A deputada Margarida Salomão (PT-MG) afirmou que a sessão de análise da admissibilidade do pedido de impeachment está “irreversivelmente” corrompida por três razões. A primeira é a falta de crime de responsabilidade, segundo a deputada. A segunda é o fato de Eduardo Cunha presidir a Câmara dos Deputados, “é corrompido um processo conduzido por um juiz réu”. A última é, de acordo com Margarida Salomão, é travestir como rito jurídico a disputa política do impeachment.

Para o deputado Davidson Magalhães (PCdoB-BA), o processo de impeachment é ilegal e imoral e contra os cidadãos para tirar programas sociais. A deputada Janete Capiberibe (PSB-AP), afirmou que é independente do governo e votará contra o impeachment por não reconhecer crime de responsabilidade contra Dilma.

Já o deputado Rogério Marinho (PSDB-RN) afirmou que quem aplicou golpe foi o governo do PT ao mentir para a população. “Golpe é utilizar a mentira como método. Golpe é roubar as estatais, e os fundos de pensão”, disse.

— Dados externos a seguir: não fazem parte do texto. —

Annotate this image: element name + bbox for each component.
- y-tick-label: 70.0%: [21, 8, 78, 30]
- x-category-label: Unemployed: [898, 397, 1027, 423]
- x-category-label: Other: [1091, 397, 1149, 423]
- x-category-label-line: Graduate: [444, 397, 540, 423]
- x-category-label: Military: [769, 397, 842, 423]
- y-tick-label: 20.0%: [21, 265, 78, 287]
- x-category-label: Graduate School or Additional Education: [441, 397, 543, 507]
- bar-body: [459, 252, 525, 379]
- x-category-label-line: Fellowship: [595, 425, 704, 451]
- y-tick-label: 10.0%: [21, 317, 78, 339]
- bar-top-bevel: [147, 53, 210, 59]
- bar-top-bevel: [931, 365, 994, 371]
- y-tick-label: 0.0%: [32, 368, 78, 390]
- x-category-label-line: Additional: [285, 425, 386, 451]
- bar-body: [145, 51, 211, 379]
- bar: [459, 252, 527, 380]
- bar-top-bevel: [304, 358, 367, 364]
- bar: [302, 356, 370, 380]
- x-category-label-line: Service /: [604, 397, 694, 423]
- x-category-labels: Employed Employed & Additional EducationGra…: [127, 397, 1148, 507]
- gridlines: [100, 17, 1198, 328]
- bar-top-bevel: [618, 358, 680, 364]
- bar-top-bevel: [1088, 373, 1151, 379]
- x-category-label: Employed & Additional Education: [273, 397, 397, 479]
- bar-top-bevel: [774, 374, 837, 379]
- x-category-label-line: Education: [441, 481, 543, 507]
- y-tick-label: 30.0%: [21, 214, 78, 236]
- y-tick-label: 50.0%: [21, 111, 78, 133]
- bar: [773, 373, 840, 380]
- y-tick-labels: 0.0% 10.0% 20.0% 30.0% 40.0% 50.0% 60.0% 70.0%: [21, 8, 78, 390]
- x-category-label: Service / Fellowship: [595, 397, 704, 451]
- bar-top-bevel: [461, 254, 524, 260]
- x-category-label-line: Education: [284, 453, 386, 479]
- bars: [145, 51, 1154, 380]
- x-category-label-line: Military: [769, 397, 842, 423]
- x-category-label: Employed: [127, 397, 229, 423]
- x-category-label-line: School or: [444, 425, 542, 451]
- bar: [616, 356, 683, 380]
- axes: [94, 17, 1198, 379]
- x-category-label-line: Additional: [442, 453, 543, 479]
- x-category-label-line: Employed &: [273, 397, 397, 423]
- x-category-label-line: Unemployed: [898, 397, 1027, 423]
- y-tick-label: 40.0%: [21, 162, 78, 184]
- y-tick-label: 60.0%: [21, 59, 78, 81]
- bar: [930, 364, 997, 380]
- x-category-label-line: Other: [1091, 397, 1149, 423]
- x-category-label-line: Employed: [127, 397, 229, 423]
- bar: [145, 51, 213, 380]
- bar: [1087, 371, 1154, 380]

Segundo Marinho, o Brasil atualmente está ferido e dividido e precisa de uma chance de um novo recomeço que acontecerá com “o impeachment de Dilma e a retirada dessa quadrilha do poder”. Para o deputado o PT cometeu golpe ao dividir para dominar, submeter, manipular e esconder sua atitude totalitária.

Para o deputado Paulo Feijó (PR-RJ), a presidente ignorou a peça orçamentária. “Gastou o que não podia principalmente nos períodos eleitorais.” O deputado Geraldo Resende (PSDB-MS) disse que o Brasil é maior que o erro político do atual governo que transformou a corrupção em endemia.